The candidates also voiced their opinions on immigration.
“Undocumented workers I have a real problem with,” Harris noted, “documented workers, that’s fine.” Harris also expressed concern for the “slave”-like working conditions of undocumented immigrants in Pittsburgh.
“Being undocumented is a civil crime like jaywalking,” Peduto noted on immigration policy. “We shouldn’t be locking people up for jaywalking or being undocumented.” He also stated his desire for Pittsburgh to remain a sanctuary city.
Harris expressed her hesitancy toward sanctuary city status for fear of a dip in Pittsburgh’s federal funding, whereas Welch noted his concerns surrounding the support and services for refugees already in Pittsburgh.
On public safety issues, Rev. Welch called for “honest conversations” between police and community members, and for continuous implicit bias training for officers.
Harris stated that police officers should “get to know the community,” moving beyond conversation alone.
“It’s a balance,” Peduto said on police body-cameras. This balance being between “providing enough information to the public” while also “protecting rights” of city workers.
Welch also noted the necessity of body-cameras for fair trials, and for the safety of both officers and individuals.
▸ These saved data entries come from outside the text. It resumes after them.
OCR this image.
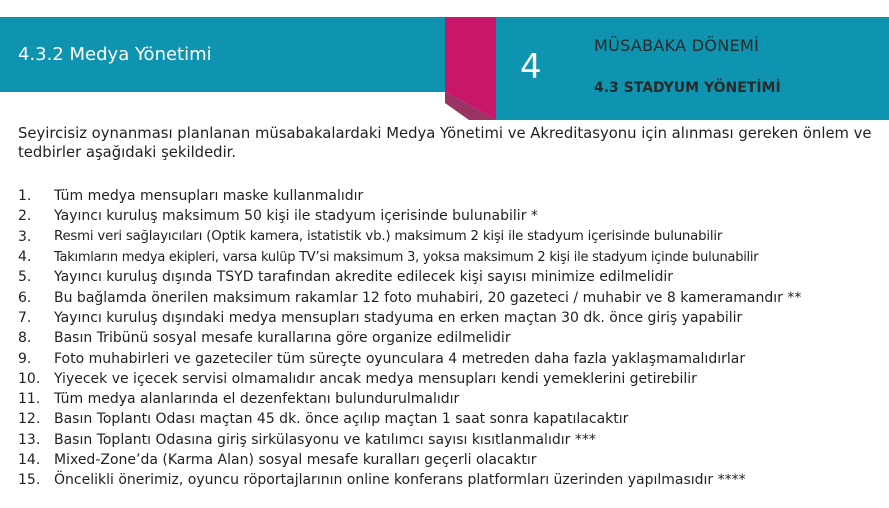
4.3.2 Medya Yönetimi	4
MÜSABAKA DÖNEMİ
4.3 STADYUM YÖNETİMİ

Seyircisiz oynanması planlanan müsabakalardaki Medya Yönetimi ve Akreditasyonu için alınması gereken önlem ve tedbirler aşağıdaki şekildedir.

1.	Tüm medya mensupları maske kullanmalıdır
2.	Yayıncı kuruluş maksimum 50 kişi ile stadyum içerisinde bulunabilir *
3.	Resmi veri sağlayıcıları (Optik kamera, istatistik vb.) maksimum 2 kişi ile stadyum içerisinde bulunabilir
4.	Takımların medya ekipleri, varsa kulüp TV’si maksimum 3, yoksa maksimum 2 kişi ile stadyum içinde bulunabilir
5.	Yayıncı kuruluş dışında TSYD tarafından akredite edilecek kişi sayısı minimize edilmelidir
6.	Bu bağlamda önerilen maksimum rakamlar 12 foto muhabiri, 20 gazeteci / muhabir ve 8 kameramandır **
7.	Yayıncı kuruluş dışındaki medya mensupları stadyuma en erken maçtan 30 dk. önce giriş yapabilir
8.	Basın Tribünü sosyal mesafe kurallarına göre organize edilmelidir
9.	Foto muhabirleri ve gazeteciler tüm süreçte oyunculara 4 metreden daha fazla yaklaşmamalıdırlar
10. Yiyecek ve içecek servisi olmamalıdır ancak medya mensupları kendi yemeklerini getirebilir
11. Tüm medya alanlarında el dezenfektanı bulundurulmalıdır
12. Basın Toplantı Odası maçtan 45 dk. önce açılıp maçtan 1 saat sonra kapatılacaktır
13. Basın Toplantı Odasına giriş sirkülasyonu ve katılımcı sayısı kısıtlanmalıdır ***
14. Mixed-Zone’da (Karma Alan) sosyal mesafe kuralları geçerli olacaktır
15. Öncelikli önerimiz, oyuncu röportajlarının online konferans platformları üzerinden yapılmasıdır ****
As for self-driving cars in Pittsburgh, like those used by Uber, Welch expressed his concern about the technology currently in place, calling for a more “responsible” and sophisticated technology like that used by the U.S. Department of Defense or the aerospace industry.
Harris also mentioned her apprehension towards Uber’s technological safety. Peduto, however, celebrated the fact that Uber, and five other ride-sharing companies, are currently testing autonomous cars in Pittsburgh.
“Pittsburgh’s at the table for a national conversation,” he said.